In a hearable device where the battery size is usually limited by the small form factor design, ZPL therefore adds significant savings in power consumption. Our datalogging studies have shown that a hearable device will be in WoS mode for at least 60% of the time in a home/office environment where the background is typically quiet. The processor can also toggle the mode pin on the microphone to limit the amount of time a device stays in full power mode. The shorter this hold time, the better the battery life.

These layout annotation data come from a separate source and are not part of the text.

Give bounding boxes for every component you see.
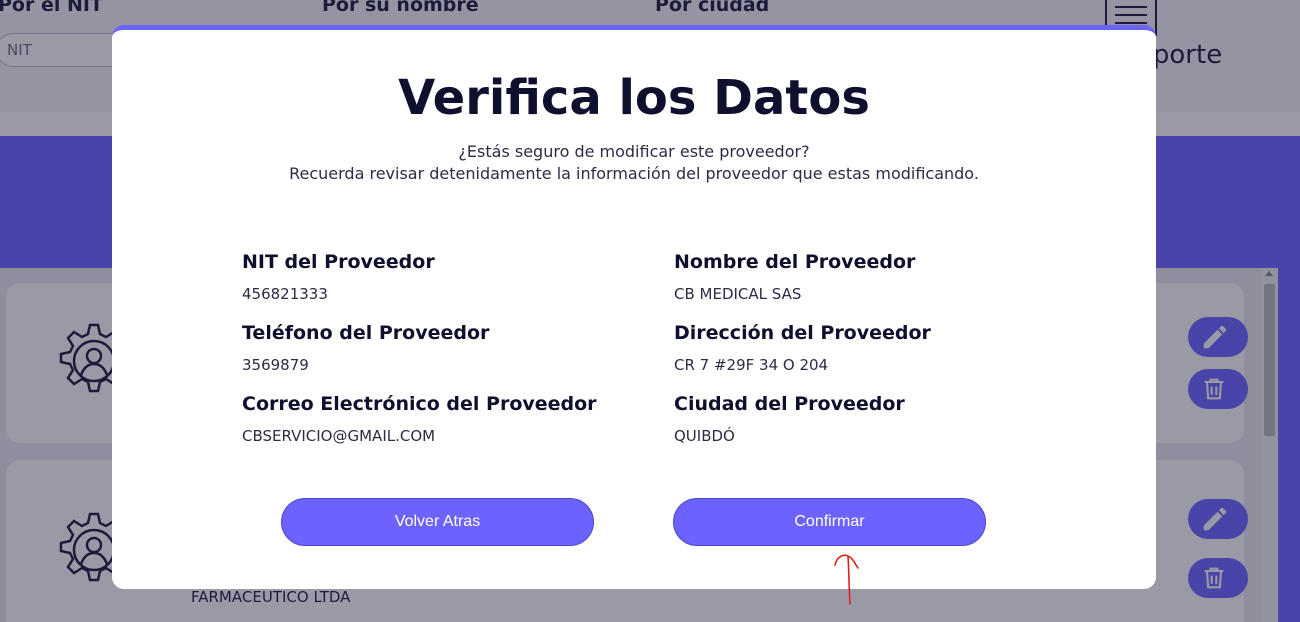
nit-value: 456821333 xyxy=(242,285,328,303)
nombre-label: Nombre del Proveedor xyxy=(674,251,916,273)
correo-value: CBSERVICIO@GMAIL.COM xyxy=(242,427,436,445)
direccion-value: CR 7 #29F 34 O 204 xyxy=(674,356,829,374)
nombre-value: CB MEDICAL SAS xyxy=(674,285,802,303)
modal-subtitle-reminder: Recuerda revisar detenidamente la inform… xyxy=(289,164,979,183)
confirm-button[interactable]: Confirmar xyxy=(673,498,986,546)
back-button[interactable]: Volver Atras xyxy=(281,498,594,546)
modal-title: Verifica los Datos xyxy=(398,70,870,126)
modal-subtitle-question: ¿Estás seguro de modificar este proveedo… xyxy=(458,142,810,161)
direccion-label: Dirección del Proveedor xyxy=(674,322,931,344)
telefono-value: 3569879 xyxy=(242,356,309,374)
verify-data-modal: Verifica los Datos ¿Estás seguro de modi… xyxy=(112,25,1156,589)
ciudad-value: QUIBDÓ xyxy=(674,427,735,445)
correo-label: Correo Electrónico del Proveedor xyxy=(242,393,597,415)
annotation-arrow-icon xyxy=(834,554,859,605)
ciudad-label: Ciudad del Proveedor xyxy=(674,393,905,415)
telefono-label: Teléfono del Proveedor xyxy=(242,322,490,344)
nit-label: NIT del Proveedor xyxy=(242,251,435,273)
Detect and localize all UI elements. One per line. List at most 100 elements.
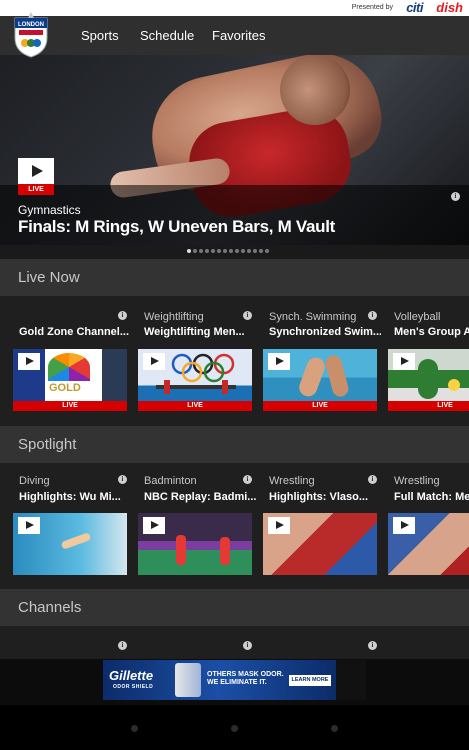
live-badge: LIVE xyxy=(13,401,127,411)
info-icon[interactable]: i xyxy=(451,192,460,201)
info-icon[interactable]: i xyxy=(243,311,252,320)
card-sport: Synch. Swimming xyxy=(269,311,357,323)
card-sport: Volleyball xyxy=(394,311,441,323)
card-title: Synchronized Swim... xyxy=(269,326,381,338)
card-thumbnail xyxy=(13,513,127,575)
section-title: Live Now xyxy=(18,269,80,286)
ad-brand: Gillette xyxy=(109,668,154,683)
top-nav: Sports Schedule Favorites xyxy=(0,16,469,55)
back-icon[interactable] xyxy=(131,725,138,732)
info-icon[interactable]: i xyxy=(368,475,377,484)
dish-logo: dish xyxy=(436,0,463,15)
card-title: Men's Group A: xyxy=(394,326,469,338)
system-nav-bar xyxy=(0,705,469,750)
card-thumbnail xyxy=(138,513,252,575)
hero-banner[interactable]: LIVE i Gymnastics Finals: M Rings, W Une… xyxy=(0,55,469,245)
home-icon[interactable] xyxy=(231,725,238,732)
live-badge: LIVE xyxy=(388,401,469,411)
pager-dot[interactable] xyxy=(235,249,239,253)
pager-dot[interactable] xyxy=(253,249,257,253)
card-sport: Weightlifting xyxy=(144,311,204,323)
pager-dot[interactable] xyxy=(223,249,227,253)
live-now-row: Gold Zone Channel... i GOLD LIVE Weightl… xyxy=(0,296,469,426)
pager-dot[interactable] xyxy=(217,249,221,253)
citi-logo: citi xyxy=(406,0,423,15)
play-icon[interactable] xyxy=(143,353,165,370)
card-thumbnail xyxy=(263,513,377,575)
diver-figure xyxy=(60,532,92,550)
ad-side-panel xyxy=(336,660,366,700)
plate-icon xyxy=(164,380,170,394)
play-icon[interactable] xyxy=(18,517,40,534)
card-sport: Wrestling xyxy=(394,475,440,487)
pager-dot[interactable] xyxy=(187,249,191,253)
hero-image-head xyxy=(280,55,350,125)
spotlight-row: Diving Highlights: Wu Mi... i Badminton … xyxy=(0,463,469,589)
plate-icon xyxy=(222,380,228,394)
card-title: Full Match: Men xyxy=(394,491,469,503)
player-figure xyxy=(418,359,438,399)
play-icon[interactable] xyxy=(393,517,415,534)
section-title: Spotlight xyxy=(18,436,77,453)
info-icon[interactable]: i xyxy=(243,641,252,650)
pager-dot[interactable] xyxy=(247,249,251,253)
card-title: Weightlifting Men... xyxy=(144,326,245,338)
card-sport: Diving xyxy=(19,475,50,487)
play-icon[interactable] xyxy=(143,517,165,534)
live-badge: LIVE xyxy=(263,401,377,411)
play-icon[interactable] xyxy=(268,517,290,534)
info-icon[interactable]: i xyxy=(118,641,127,650)
play-icon[interactable] xyxy=(393,353,415,370)
pager-dot[interactable] xyxy=(199,249,203,253)
pager-dot[interactable] xyxy=(259,249,263,253)
card-thumbnail xyxy=(388,513,469,575)
pager-dot[interactable] xyxy=(265,249,269,253)
nbc-peacock-icon xyxy=(48,353,90,381)
nav-schedule[interactable]: Schedule xyxy=(140,28,194,43)
card-sport: Wrestling xyxy=(269,475,315,487)
info-icon[interactable]: i xyxy=(118,311,127,320)
live-badge: LIVE xyxy=(138,401,252,411)
section-header-spotlight: Spotlight xyxy=(0,426,469,463)
ad-message: OTHERS MASK ODOR. WE ELIMINATE IT. xyxy=(207,671,284,687)
section-title: Channels xyxy=(18,599,82,616)
section-header-live-now: Live Now xyxy=(0,259,469,296)
hero-play-button[interactable]: LIVE xyxy=(18,158,54,195)
swimmer-figure xyxy=(296,355,328,399)
recent-apps-icon[interactable] xyxy=(331,725,338,732)
nav-sports[interactable]: Sports xyxy=(81,28,119,43)
card-thumbnail: GOLD xyxy=(13,349,127,401)
volleyball-icon xyxy=(448,379,460,391)
nav-favorites[interactable]: Favorites xyxy=(212,28,265,43)
play-icon xyxy=(18,158,54,184)
logo-text: LONDON xyxy=(18,22,44,28)
player-figure xyxy=(176,535,186,565)
info-icon[interactable]: i xyxy=(243,475,252,484)
pager-dot[interactable] xyxy=(229,249,233,253)
live-badge: LIVE xyxy=(18,184,54,195)
ad-banner[interactable]: Gillette ODOR SHIELD OTHERS MASK ODOR. W… xyxy=(103,660,336,700)
ad-subbrand: ODOR SHIELD xyxy=(113,684,154,690)
deodorant-icon xyxy=(175,663,201,697)
card-title: Gold Zone Channel... xyxy=(19,326,129,338)
pager-dot[interactable] xyxy=(205,249,209,253)
card-title: Highlights: Vlaso... xyxy=(269,491,369,503)
pager-dot[interactable] xyxy=(241,249,245,253)
info-icon[interactable]: i xyxy=(368,311,377,320)
play-icon[interactable] xyxy=(18,353,40,370)
card-thumbnail xyxy=(388,349,469,401)
info-icon[interactable]: i xyxy=(118,475,127,484)
learn-more-button[interactable]: LEARN MORE xyxy=(289,675,331,686)
ad-message-line: OTHERS MASK ODOR. xyxy=(207,671,284,678)
london-2012-logo[interactable]: LONDON xyxy=(13,10,49,58)
play-icon[interactable] xyxy=(268,353,290,370)
hero-sport: Gymnastics xyxy=(18,203,81,217)
pager-dots xyxy=(187,249,269,255)
card-thumbnail xyxy=(263,349,377,401)
pager-dot[interactable] xyxy=(193,249,197,253)
presented-by-label: Presented by xyxy=(351,4,393,11)
olympic-rings-icon xyxy=(171,353,235,383)
info-icon[interactable]: i xyxy=(368,641,377,650)
pager-dot[interactable] xyxy=(211,249,215,253)
channels-row: i i i xyxy=(0,626,469,659)
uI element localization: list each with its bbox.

To complete the study on the Horn Luduan headset, power consumption of the device is measured using a current sensing circuit on two different firmware versions, one with and one without ZPL. Two Vesper digital microphones are used in both versions. In standby mode, the device is sitting idle on HATS, thereby setting the ZPL microphone to WoS mode most of the time. In an active scenario, 25 utterances are played back on the HATS at a speech level of 90 dB(A) at the center of the HATS. The utterances are played back for a duration of 1 hour with 20 second silences between each utterance. The table below shows the battery life of the total solution with and without ZPL in standby and active use case. The system with ZPL provides a 5x improvement in battery life in standby mode and 2x the improvement in typical operating mode compared to a non-ZPL system.
For a hearable or headset device that is heavily constrained on the battery size, ZPL provides significant improvement in operating life without compromising the wake word detection performance. Note that the battery life is proportional to the battery capacity of the device. In this case, the Horn headset uses a total battery capacity of 1258 mWh, whereas in a typical Truly Wireless Stereo (TWS) design such as AirPods with a battery capacity around 93 mWh, the actual battery life will be proportionally lower. But, the ZPL savings would remain the same. However, the savings multiplier may vary depending on the selection of the voice processor, connectivity protocol and the playback system used in the device.
The market for TWS earbuds is growing rapidly and voice is the most natural and seamless interface to activate these devices on-the-go. The trade-off between battery life and voice activation performance compromises the user experience and presents a major challenge for the mass market adoption of voice activation in headsets. Vesper’s ZPL solution provides extended battery life in standby and typical use without compromising on the wake word detection performance to provide a frictionless customer experience.